The Obama administration appeared Wednesday to acknowledge discussions about transferring some Taliban prisoners at Guantanamo Bay as part of U.S. efforts to jumpstart peace talks with the Taliban after 10 years of inconclusive fighting.

Secretary of State Hillary Rodham Clinton said no decision about releasing any Taliban detainees has been made. But in answering a question about whether Washington was ready to transfer Guantanamo detainees, possibly to Qatar, in exchange for talks with the Afghan insurgents, Clinton did not dispute that such a trust-building measure was under consideration.

She also indicated progress on the related effort to open a political headquarters for the Taliban in Qatar, a Persian Gulf nation whose role as would-be host for peace talks has gained reluctant approval from Afghan President Hamid Karzai last month.

The Associated Press reported last month that, to restore momentum to reconciliation efforts with the Taliban, five Afghan prisoners considered affiliated with the Taliban might be allowed to leave the Guantanamo naval prison. The proposed transferees include Khairullah Khairkhwa, former Taliban governor of Herat and Mullah Mohammed Fazl, a former top Taliban military commander believed responsible for sectarian killings before the U.S. invasion that toppled the Taliban government in Afghanistan in 2001.

Speaking on the 10th anniversary of the opening of the prison at the U.S. naval base in Guantanamo Bay, Cuba, Clinton said the U.S. would continue with its strategy in Afghanistan of "fight, talk, build" — combating militarily those who take up arms against Afghans, supporting an Afghan-led reconciliation effort and laying the groundwork for the country's economic development. The first prisoners at Guantanamo were picked up from the battlefield in Afghanistan, including some of those at issue in the potential transfer.

No detainee has left in a year because of increasing restrictions on transfers and releases from the military prison, and indefinite military detention is now enshrined in U.S. law. Unable to keep his promise to close the prison, President Barack Obama has agreed to new rules for military trials there this year.

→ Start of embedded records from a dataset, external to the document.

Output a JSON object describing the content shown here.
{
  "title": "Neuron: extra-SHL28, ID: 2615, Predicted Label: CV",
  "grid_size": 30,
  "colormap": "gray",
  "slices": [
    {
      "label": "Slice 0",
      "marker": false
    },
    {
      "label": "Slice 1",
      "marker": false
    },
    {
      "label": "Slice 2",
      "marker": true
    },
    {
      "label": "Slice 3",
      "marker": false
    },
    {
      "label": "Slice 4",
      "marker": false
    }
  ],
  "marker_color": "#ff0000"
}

Talking to reporters alongside Qatar's prime minister, she thanked the U.S. ally in the Middle East for offering to host a Taliban political office, another piece of the administration's efforts to channel the insurgency away from violence and toward the negotiating table. She is sending the State Department's special representative for Afghanistan to Kabul and Qatar next week to work on the details.

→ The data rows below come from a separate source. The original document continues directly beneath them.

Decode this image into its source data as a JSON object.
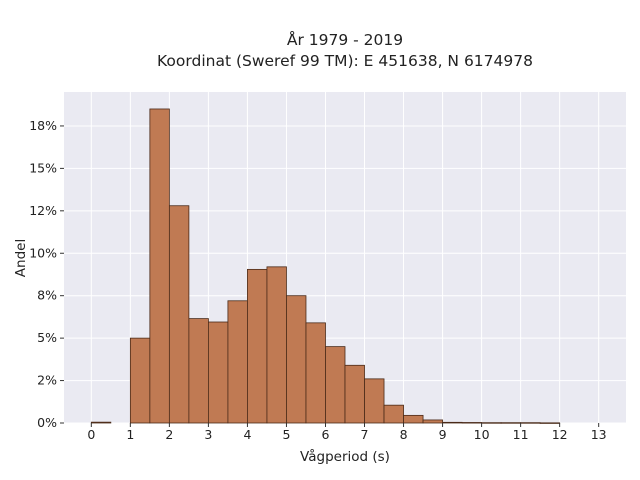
{
  "chart_data": {
    "type": "bar",
    "title_line1": "År 1979 - 2019",
    "title_line2": "Koordinat (Sweref 99 TM): E 451638, N 6174978",
    "xlabel": "Vågperiod (s)",
    "ylabel": "Andel",
    "grid": true,
    "background": "#eaeaf2",
    "bar_color": "#c07a53",
    "bar_edge_color": "#4a2a18",
    "xlim": [
      -0.7,
      13.7
    ],
    "ylim": [
      0,
      0.195
    ],
    "bin_width": 0.5,
    "x_ticks": [
      0,
      1,
      2,
      3,
      4,
      5,
      6,
      7,
      8,
      9,
      10,
      11,
      12,
      13
    ],
    "x_tick_labels": [
      "0",
      "1",
      "2",
      "3",
      "4",
      "5",
      "6",
      "7",
      "8",
      "9",
      "10",
      "11",
      "12",
      "13"
    ],
    "y_ticks": [
      0,
      0.025,
      0.05,
      0.075,
      0.1,
      0.125,
      0.15,
      0.175
    ],
    "y_tick_labels": [
      "0%",
      "2%",
      "5%",
      "8%",
      "10%",
      "12%",
      "15%",
      "18%"
    ],
    "bins": [
      {
        "x": 0.0,
        "value": 0.0005
      },
      {
        "x": 0.5,
        "value": 0.0
      },
      {
        "x": 1.0,
        "value": 0.05
      },
      {
        "x": 1.5,
        "value": 0.185
      },
      {
        "x": 2.0,
        "value": 0.128
      },
      {
        "x": 2.5,
        "value": 0.0615
      },
      {
        "x": 3.0,
        "value": 0.0595
      },
      {
        "x": 3.5,
        "value": 0.072
      },
      {
        "x": 4.0,
        "value": 0.0905
      },
      {
        "x": 4.5,
        "value": 0.092
      },
      {
        "x": 5.0,
        "value": 0.075
      },
      {
        "x": 5.5,
        "value": 0.059
      },
      {
        "x": 6.0,
        "value": 0.045
      },
      {
        "x": 6.5,
        "value": 0.034
      },
      {
        "x": 7.0,
        "value": 0.026
      },
      {
        "x": 7.5,
        "value": 0.0105
      },
      {
        "x": 8.0,
        "value": 0.0045
      },
      {
        "x": 8.5,
        "value": 0.0018
      },
      {
        "x": 9.0,
        "value": 0.0004
      },
      {
        "x": 9.5,
        "value": 0.0003
      },
      {
        "x": 10.0,
        "value": 0.0002
      },
      {
        "x": 10.5,
        "value": 0.0002
      },
      {
        "x": 11.0,
        "value": 0.0002
      },
      {
        "x": 11.5,
        "value": 0.0001
      }
    ]
  }
}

"With respect to talking to the Taliban, the reality is we never have the luxury of negotiating for peace with our friends," Clinton said. "If you're sitting across a table discussing a peaceful resolution to a conflict, you are sitting across from people who, by definition, you don't agree with, and who you may previously have been across a battlefield from."

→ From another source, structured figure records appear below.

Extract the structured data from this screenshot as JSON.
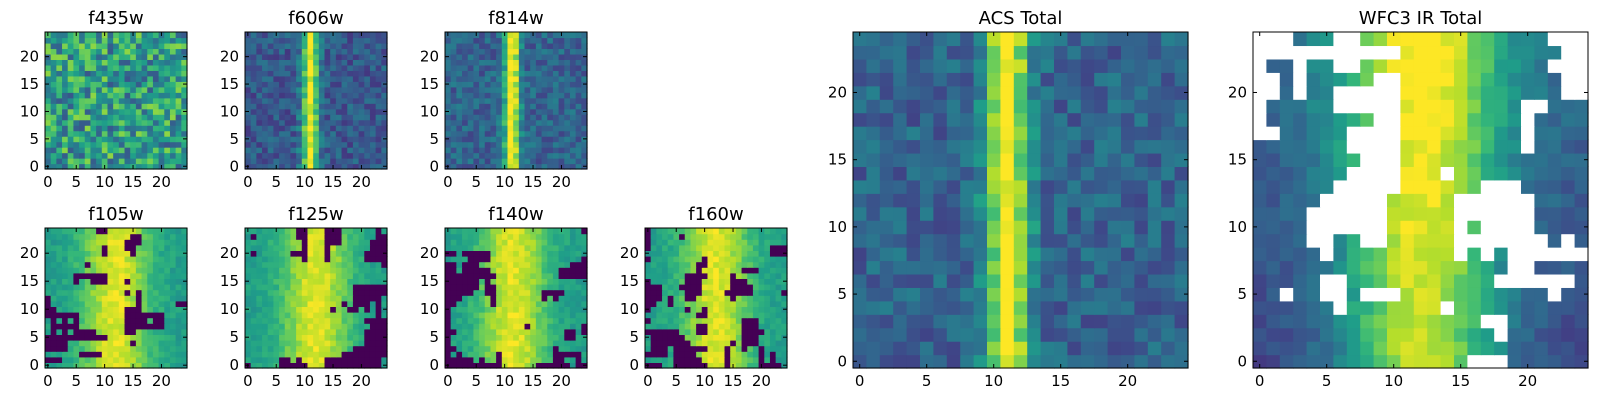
{
  "figure": {
    "grid": false,
    "legend": "none",
    "colormap": "viridis",
    "masked_color": "#ffffff"
  },
  "colormap_stops": [
    "#440154",
    "#482878",
    "#3e4989",
    "#31688e",
    "#26828e",
    "#1f9e89",
    "#35b779",
    "#6ece58",
    "#b5de2b",
    "#fde725"
  ],
  "chart_data": [
    {
      "type": "heatmap",
      "title": "f435w",
      "pattern": "noise",
      "seed": 11,
      "base": 0.55,
      "noise": 0.28,
      "rows": 25,
      "cols": 25,
      "xlim": [
        0,
        25
      ],
      "ylim": [
        0,
        25
      ],
      "xticks": [
        0,
        5,
        10,
        15,
        20
      ],
      "yticks": [
        0,
        5,
        10,
        15,
        20
      ]
    },
    {
      "type": "heatmap",
      "title": "f606w",
      "pattern": "stripe",
      "seed": 23,
      "center": 11.5,
      "width": 1.8,
      "base": 0.28,
      "noise": 0.12,
      "rows": 25,
      "cols": 25,
      "xlim": [
        0,
        25
      ],
      "ylim": [
        0,
        25
      ],
      "xticks": [
        0,
        5,
        10,
        15,
        20
      ],
      "yticks": [
        0,
        5,
        10,
        15,
        20
      ]
    },
    {
      "type": "heatmap",
      "title": "f814w",
      "pattern": "stripe",
      "seed": 37,
      "center": 11.8,
      "width": 1.7,
      "base": 0.32,
      "noise": 0.12,
      "rows": 25,
      "cols": 25,
      "xlim": [
        0,
        25
      ],
      "ylim": [
        0,
        25
      ],
      "xticks": [
        0,
        5,
        10,
        15,
        20
      ],
      "yticks": [
        0,
        5,
        10,
        15,
        20
      ]
    },
    {
      "type": "heatmap",
      "title": "f105w",
      "pattern": "holes",
      "seed": 41,
      "hole_frac": 0.22,
      "center": 12.5,
      "rows": 25,
      "cols": 25,
      "xlim": [
        0,
        25
      ],
      "ylim": [
        0,
        25
      ],
      "xticks": [
        0,
        5,
        10,
        15,
        20
      ],
      "yticks": [
        0,
        5,
        10,
        15,
        20
      ]
    },
    {
      "type": "heatmap",
      "title": "f125w",
      "pattern": "holes",
      "seed": 53,
      "hole_frac": 0.25,
      "center": 12.5,
      "rows": 25,
      "cols": 25,
      "xlim": [
        0,
        25
      ],
      "ylim": [
        0,
        25
      ],
      "xticks": [
        0,
        5,
        10,
        15,
        20
      ],
      "yticks": [
        0,
        5,
        10,
        15,
        20
      ]
    },
    {
      "type": "heatmap",
      "title": "f140w",
      "pattern": "holes",
      "seed": 67,
      "hole_frac": 0.24,
      "center": 12.0,
      "rows": 25,
      "cols": 25,
      "xlim": [
        0,
        25
      ],
      "ylim": [
        0,
        25
      ],
      "xticks": [
        0,
        5,
        10,
        15,
        20
      ],
      "yticks": [
        0,
        5,
        10,
        15,
        20
      ]
    },
    {
      "type": "heatmap",
      "title": "f160w",
      "pattern": "holes",
      "seed": 79,
      "hole_frac": 0.26,
      "center": 12.5,
      "rows": 25,
      "cols": 25,
      "xlim": [
        0,
        25
      ],
      "ylim": [
        0,
        25
      ],
      "xticks": [
        0,
        5,
        10,
        15,
        20
      ],
      "yticks": [
        0,
        5,
        10,
        15,
        20
      ]
    },
    {
      "type": "heatmap",
      "title": "ACS Total",
      "pattern": "stripe",
      "seed": 91,
      "center": 11.5,
      "width": 2.0,
      "base": 0.32,
      "noise": 0.12,
      "rows": 25,
      "cols": 25,
      "xlim": [
        0,
        25
      ],
      "ylim": [
        0,
        25
      ],
      "xticks": [
        0,
        5,
        10,
        15,
        20
      ],
      "yticks": [
        0,
        5,
        10,
        15,
        20
      ]
    },
    {
      "type": "heatmap",
      "title": "WFC3 IR Total",
      "pattern": "masked",
      "seed": 103,
      "mask_frac": 0.3,
      "center": 12.5,
      "rows": 25,
      "cols": 25,
      "xlim": [
        0,
        25
      ],
      "ylim": [
        0,
        25
      ],
      "xticks": [
        0,
        5,
        10,
        15,
        20
      ],
      "yticks": [
        0,
        5,
        10,
        15,
        20
      ]
    }
  ]
}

She said that Washington would continue to support the reconciliation effort, "if we believe it holds promise for an end to the conflict." Any power-sharing deal would have to respect America's red lines, she said, which involve insurgents renouncing violence, breaking with al-Qaida and respecting Afghanistan's constitution, including rights guaranteed women and minorities.

The United States has gradually embraced talks as the best way to eventually end the war, even if fighting continues beyond the deadline to withdraw foreign fighting forces in 2014. Although the U.S. says those talks must be led by the Karzai government, it has held its own direct talks with Taliban representatives over the last year.